Many environmental lawsuits turn on the question of who has standing; are the legal issues limited to property owners, or does the general public have a right to intervene? Christopher D. Stone's 1972 essay, "Should trees have standing?" seriously addressed the question of whether natural objects themselves should have legal rights, including the right to participate in lawsuits. Stone suggested that there was nothing absurd in this view, and noted that many entities now regarded as having legal rights were, in the past, regarded as "things" that were regarded as legally rightless; for example, aliens, children and women. His essay is sometimes regarded as an example of the fallacy of hypostatization.

One of the earliest lawsuits to establish that citizens may sue for environmental and aesthetic harms was Scenic Hudson Preservation Conference v. Federal Power Commission, decided in 1965 by the Second Circuit Court of Appeals. The case helped halt the construction of a power plant on Storm King Mountain in New York State. See also United States environmental law and David Sive, an attorney who was involved in the case.

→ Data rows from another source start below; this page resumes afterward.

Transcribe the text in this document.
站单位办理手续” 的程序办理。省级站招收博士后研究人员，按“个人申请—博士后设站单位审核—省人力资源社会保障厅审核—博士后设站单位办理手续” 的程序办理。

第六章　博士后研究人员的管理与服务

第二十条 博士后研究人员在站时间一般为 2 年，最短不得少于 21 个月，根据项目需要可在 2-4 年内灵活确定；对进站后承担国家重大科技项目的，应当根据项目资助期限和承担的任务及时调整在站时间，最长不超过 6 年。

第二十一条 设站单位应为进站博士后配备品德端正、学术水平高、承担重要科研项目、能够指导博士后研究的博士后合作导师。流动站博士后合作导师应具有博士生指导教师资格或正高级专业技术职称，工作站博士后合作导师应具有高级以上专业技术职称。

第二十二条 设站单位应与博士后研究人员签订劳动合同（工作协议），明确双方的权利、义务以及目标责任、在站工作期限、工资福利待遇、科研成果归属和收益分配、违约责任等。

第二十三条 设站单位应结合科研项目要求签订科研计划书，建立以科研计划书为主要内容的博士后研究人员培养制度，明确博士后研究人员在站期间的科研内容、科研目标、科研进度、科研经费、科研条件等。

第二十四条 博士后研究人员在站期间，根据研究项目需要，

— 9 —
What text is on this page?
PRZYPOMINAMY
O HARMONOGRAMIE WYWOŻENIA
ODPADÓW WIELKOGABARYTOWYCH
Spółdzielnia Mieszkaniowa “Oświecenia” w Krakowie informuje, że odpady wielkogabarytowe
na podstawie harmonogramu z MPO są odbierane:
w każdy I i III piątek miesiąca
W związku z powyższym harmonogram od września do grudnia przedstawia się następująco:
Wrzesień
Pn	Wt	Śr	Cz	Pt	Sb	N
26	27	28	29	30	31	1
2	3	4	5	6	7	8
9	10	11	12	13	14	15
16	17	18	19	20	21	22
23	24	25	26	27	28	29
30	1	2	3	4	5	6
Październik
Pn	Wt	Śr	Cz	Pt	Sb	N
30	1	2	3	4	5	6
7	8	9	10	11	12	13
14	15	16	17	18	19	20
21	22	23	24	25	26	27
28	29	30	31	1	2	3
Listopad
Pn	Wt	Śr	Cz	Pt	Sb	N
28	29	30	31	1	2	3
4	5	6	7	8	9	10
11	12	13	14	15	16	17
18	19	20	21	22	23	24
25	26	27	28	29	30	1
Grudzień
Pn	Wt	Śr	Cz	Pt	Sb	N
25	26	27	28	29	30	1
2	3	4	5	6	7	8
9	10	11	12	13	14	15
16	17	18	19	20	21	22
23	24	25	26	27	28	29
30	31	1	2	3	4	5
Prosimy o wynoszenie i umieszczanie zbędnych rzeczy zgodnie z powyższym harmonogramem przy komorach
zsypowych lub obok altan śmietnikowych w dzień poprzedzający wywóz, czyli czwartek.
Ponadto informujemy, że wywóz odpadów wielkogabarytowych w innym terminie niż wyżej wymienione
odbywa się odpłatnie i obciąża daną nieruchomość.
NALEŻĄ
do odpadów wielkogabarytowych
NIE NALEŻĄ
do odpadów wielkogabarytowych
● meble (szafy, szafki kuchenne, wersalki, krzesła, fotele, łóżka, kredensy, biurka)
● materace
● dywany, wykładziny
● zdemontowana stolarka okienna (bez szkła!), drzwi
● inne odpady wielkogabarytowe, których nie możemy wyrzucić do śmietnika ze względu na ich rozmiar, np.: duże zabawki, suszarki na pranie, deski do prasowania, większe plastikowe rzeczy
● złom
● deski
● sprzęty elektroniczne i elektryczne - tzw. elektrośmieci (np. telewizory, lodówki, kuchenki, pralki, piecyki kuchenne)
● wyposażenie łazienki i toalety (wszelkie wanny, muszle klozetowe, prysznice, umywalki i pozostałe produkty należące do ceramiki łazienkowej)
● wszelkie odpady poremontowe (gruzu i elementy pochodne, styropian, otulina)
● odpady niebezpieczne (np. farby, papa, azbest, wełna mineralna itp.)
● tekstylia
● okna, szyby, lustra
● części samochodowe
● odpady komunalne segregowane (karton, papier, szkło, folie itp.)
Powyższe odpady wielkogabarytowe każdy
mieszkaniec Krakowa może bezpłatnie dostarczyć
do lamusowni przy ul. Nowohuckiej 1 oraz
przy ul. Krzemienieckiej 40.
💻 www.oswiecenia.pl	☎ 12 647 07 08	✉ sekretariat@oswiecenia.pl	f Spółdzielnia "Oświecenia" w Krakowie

Conservation biology is an important and rapidly developing field. One way to avoid the stigma of an "ism" was to evolve early anti-nuclear groups into the more scientific Green Parties, sprout new NGOs such as Greenpeace and Earth Action, and devoted groups to protecting global biodiversity and preventing global warming and climate change. But in the process, much of the emotional appeal, and many of the original aesthetic goals were lost. Nonetheless, these groups have well-defined ethical and political views, backed by science.

Radical environmentalism

Main article: Radical environmentalism

While most environmentalists are often mainstream and peaceful, other groups are more radical in their approach. Adherents of radical environmentalism and ecological anarchism are involved in direct action campaigns to protect the environment. Some campaigns have employed controversial tactics including sabotage, blockades, and arson, while most use peaceful protests such as marches, tree sitting, and the like. There is substantial debate within the environmental movement as to the acceptability of these tactics, but almost all environmentalists condemn violent actions that can harm humans.

Clashes by police

In 2023, for the first time in the history of the United States, the police killed an environmental activist during a protest. The protesters were camping in Atlanta's South River Forest, a natural area that the City of Atlanta and Police planned to raze in order to erect a police training facility to be called "Cop City." Police attacked protesters on 18 January 2023. One protester, Tortuguita or, Manuel Esteban Páez Terán was killed and seven more were arrested.